Penn State professor of physics, chemistry, and materials science and engineering Mauricio Terones, one of the study’s authors, said: virus before symptoms appear, or detecting it from samples in the field is difficult, because viral concentrations can be very low – often below the threshold of current detection methods.”< /h5>

“Early detection is important, because the virus can start spreading before we can detect it. The newly developed device allows us to trap and concentrate viruses in extremely dilute samples and select them for their size – smaller than human and bacterial cells, but larger than most cells. proteins and other macromolecules. This device will increase the ability to detect a very small amount of virus by more than 100 times.”

The research team developed and tested a very compact yet highly sensitive handheld virus detector that traps and concentrates viruses in a row of carbon nanotubes. The dilute sample obtained from the patient or the environment is passed through a filter to remove large particles such as bacteria and human cells, which then pass through a row of carbon nanotubes. in the device. The viruses will be trapped and concentrated in the nanotubes until they reach a concentration large enough to be used, while smaller particles pass through and are eliminated. The virus that is concentrated inside the device can then be passed through test plates for identification, including molecular diagnostics by polymeraze chain reaction (PCR), immunoassays, virus isolation. , and gene sequence.

“Because this device isolates and concentrates viruses entirely based on size, we can capture viruses while knowing nothing about their biology – no need to know about them,” Terones said. any other antibodies or molecular labels. Once we have captured and concentrated the viruses, we can use other techniques such as whole-genome sequencing to characterize its characteristics.”

“Most deadly pandemics are caused by viruses,” said Si Yang Zheng, an associate professor of biomedical engineering at Penn State University and the other contact author of the study. caused in the past two decades are all due to emerging viruses. This size-based virus enrichment technology can be particularly effective in identifying emerging viruses, and in detecting new viruses that do not have antibodies or genetic sequence information available. This technology not only enriches the virus to at least 100 times, but it also removes contamination from the host and the environment, and allows direct virus identification by subsequent sequencing as soon as the sample is collected on the ground. environment without the need to culture the virus.”
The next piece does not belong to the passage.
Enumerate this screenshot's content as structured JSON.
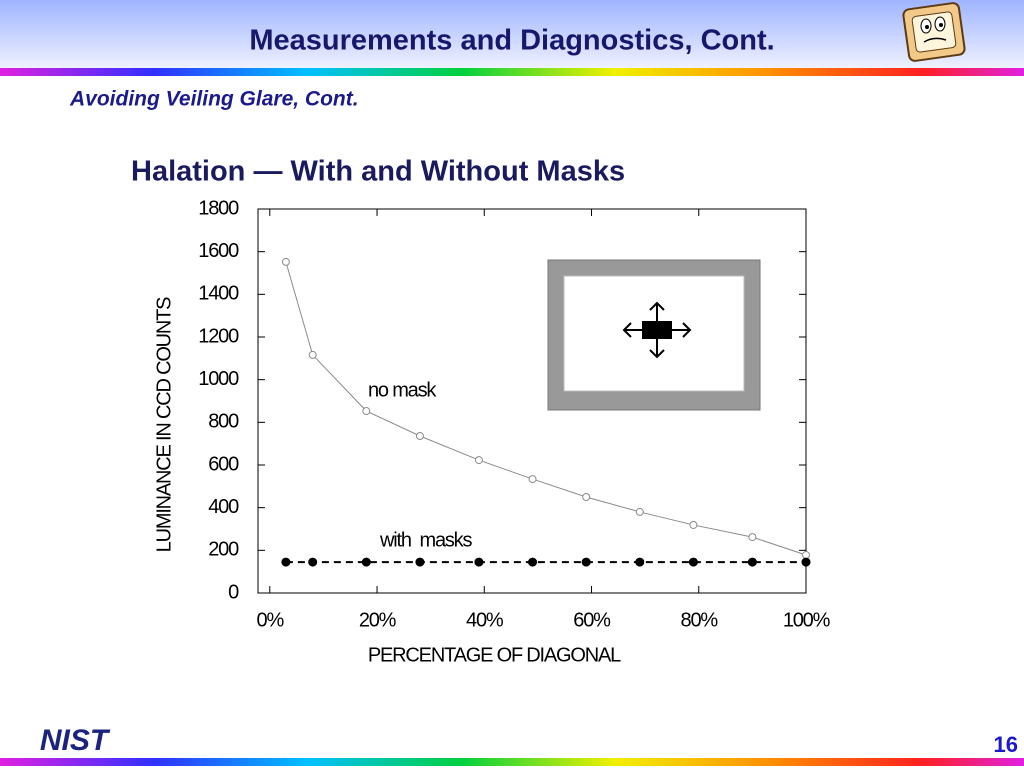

Viruses such as influenza, HIV/AIDS, Ebola and Zika can break out suddenly and unpredictably and lead to public health disasters. Currently available techniques for the isolation and identification of viruses are slow, expensive, and use very expensive, cumbersome, and demanding equipment and reagents. In addition, many recent epidemics are caused by emerging viruses, for which a way to selectively isolate and characterize them has not yet been established.

Mr. Zheng said, the team has “developed the technique of planting a forest of nanotubes and we can control the distance between the tubes. The spacing of the inner tubes can range from 17 nm to more than 300 nm to selectively contain viruses. The unique properties of this carbon nanotube forest allow it to be integrated into a powerful, resizable and movable micro-device. This device can be adapted for field use without the need for specialized and cumbersome reagent storage devices.”

The researchers tested the new device’s ability to capture viruses on known dilutions of previously identified viruses, as well as samples taken in real life. site of new and unknown viruses.

“We have developed a portable device for the enrichment and isolation of viruses,” said Yin Ting Yeh, a postdoctoral fellow at Penn State University and lead author of the study. based on their physical size. This tunable size-based approach enables rapid viral enrichment directly from field samples, without the use of any antibodies. This device allows for the early detection of emerging diseases and the development of vaccines much earlier when epidemics break out.”